Fed's Kugler: Tariffs present stagflation-like pressure

Adriana Kugler
Bloomberg

Federal Reserve Gov. Adriana Kugler on Monday warned U.S. tariffs could propel higher inflation and curb economic growth. 

While Kugler's remarks — delivered at the International Economic Symposium in Dublin — argued that the U.S. economy had shown resilience up until now, she characterized the coming impact of tariffs as a negative supply shock that has slowed investment, could harm productivity and would soon show up in prices.

"In the near term, higher import costs will raise prices for both consumer goods and inputs to production," she said. "Given these expected price increases, real incomes will fall, and operating costs will rise, which will lead consumers to demand fewer final goods and services and firms to demand fewer inputs. Ultimately, I see the U.S. as likely to experience lower growth and higher inflation."

Kugler's remarks came after President Donald Trump announced an initial trade deal with China that includes a 90-day pause and lowered the tariff levels on both sides.

Kugler struck a somewhat cautionary tone, despite some mixed economic indicators. In a positive development, the labor market remained somewhat stable this year, adding roughly 177,000 jobs in April, maintaining a historically low 4.2% unemployment rate.

Still, she said signs of a softening market are emerging. The job vacancy rate fell to 4.3% in March, and the proportion of job-openings-to-unemployed-people is lower than it was before the COVID-19 pandemic. Kugler also said she is watching forward-looking indicators closely, including an uptick in mentions of the word "layoffs" seen in the Fed's Beige Book economic report. 
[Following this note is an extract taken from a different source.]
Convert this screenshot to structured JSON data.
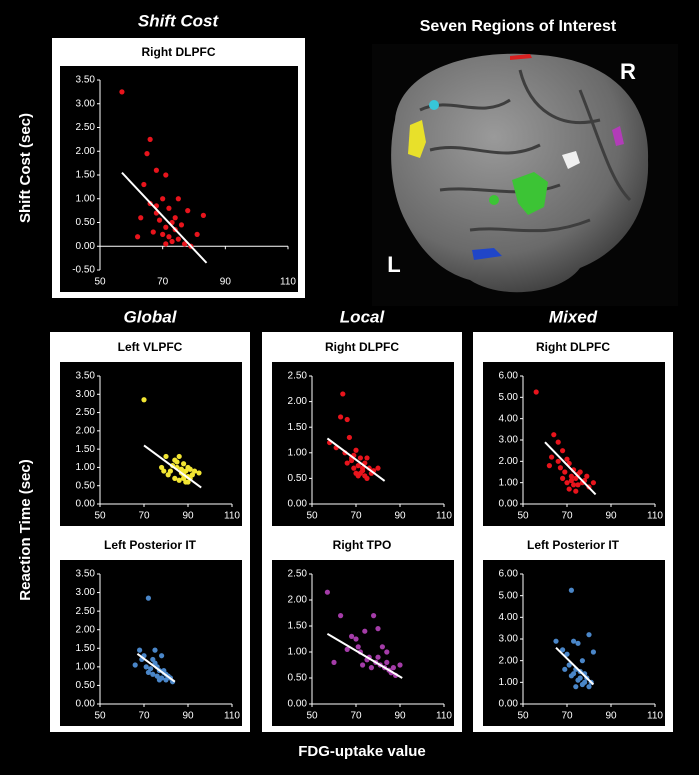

Gross domestic product contracted at a 0.3% annual rate in the first quarter — a notable setback, she said, when one considers the economy grew 2.5% last year. Kugler noted that the decline in GDP — the standard measure of U.S. economic output — likely overstated the slowdown, in part due to a surge in imports as manufacturers rushed to beat anticipated tariff hikes. 

The Federal Reserve's April Beige Book also echoed that view, citing "front-loading in auto sales or other high-end goods," as overall sentiment turned more cautious. Business confidence is also softening, according to Kugler, with firms delaying investments. 

Inflation remains sticky, according to Kugler, with the Fed's preferred metric — the Personal Consumption Expenditures price index — up 2.3% in March and the core index rising 2.6%. Kugler cautioned that new tariffs could worsen inflation by raising input costs across sectors, even those not directly targeted. She noted while imported goods make up just 11% of GDP, tariffed items, like aluminum and steel, are critical inputs to production. 

Companies are already indicating they are preparing to raise prices, and a Dallas Fed survey showed 55% of Texas firms plan to pass on most or all tariff costs — of those, 26% would pass such costs onto prices immediately and 64% say they will impose price hikes within three months of tariffs, which "would suggest that price increases may be observed soon," Kugler said. 

These pressures, Kugler said, could erode real incomes, thus reducing consumer spending, and could also prompt businesses to scale back investment, undermining productivity and output growth. 

"In conversations with business contacts, I have heard that firms are paying attention to the price sensitivity of consumers across the entire catalog of items sold," she said. "And [they] may spread price increases to less price-sensitive items to avoid reducing their profit margins."

Beyond tariffs, Kugler flagged rising global uncertainty — especially around trade policy — as itself another drag on demand that has tangible effects. 

"In times of heightened uncertainty, businesses may delay investment decisions, and consumers may increase precautionary savings and postpone discretionary purchases," Kugler said. "Firms, anticipating lower demand for their services and products, may post fewer job openings and cut back on investments to expand capacity [and] workers, therefore, may have a more difficult time finding employment, decreasing economy-wide income and aggregate demand."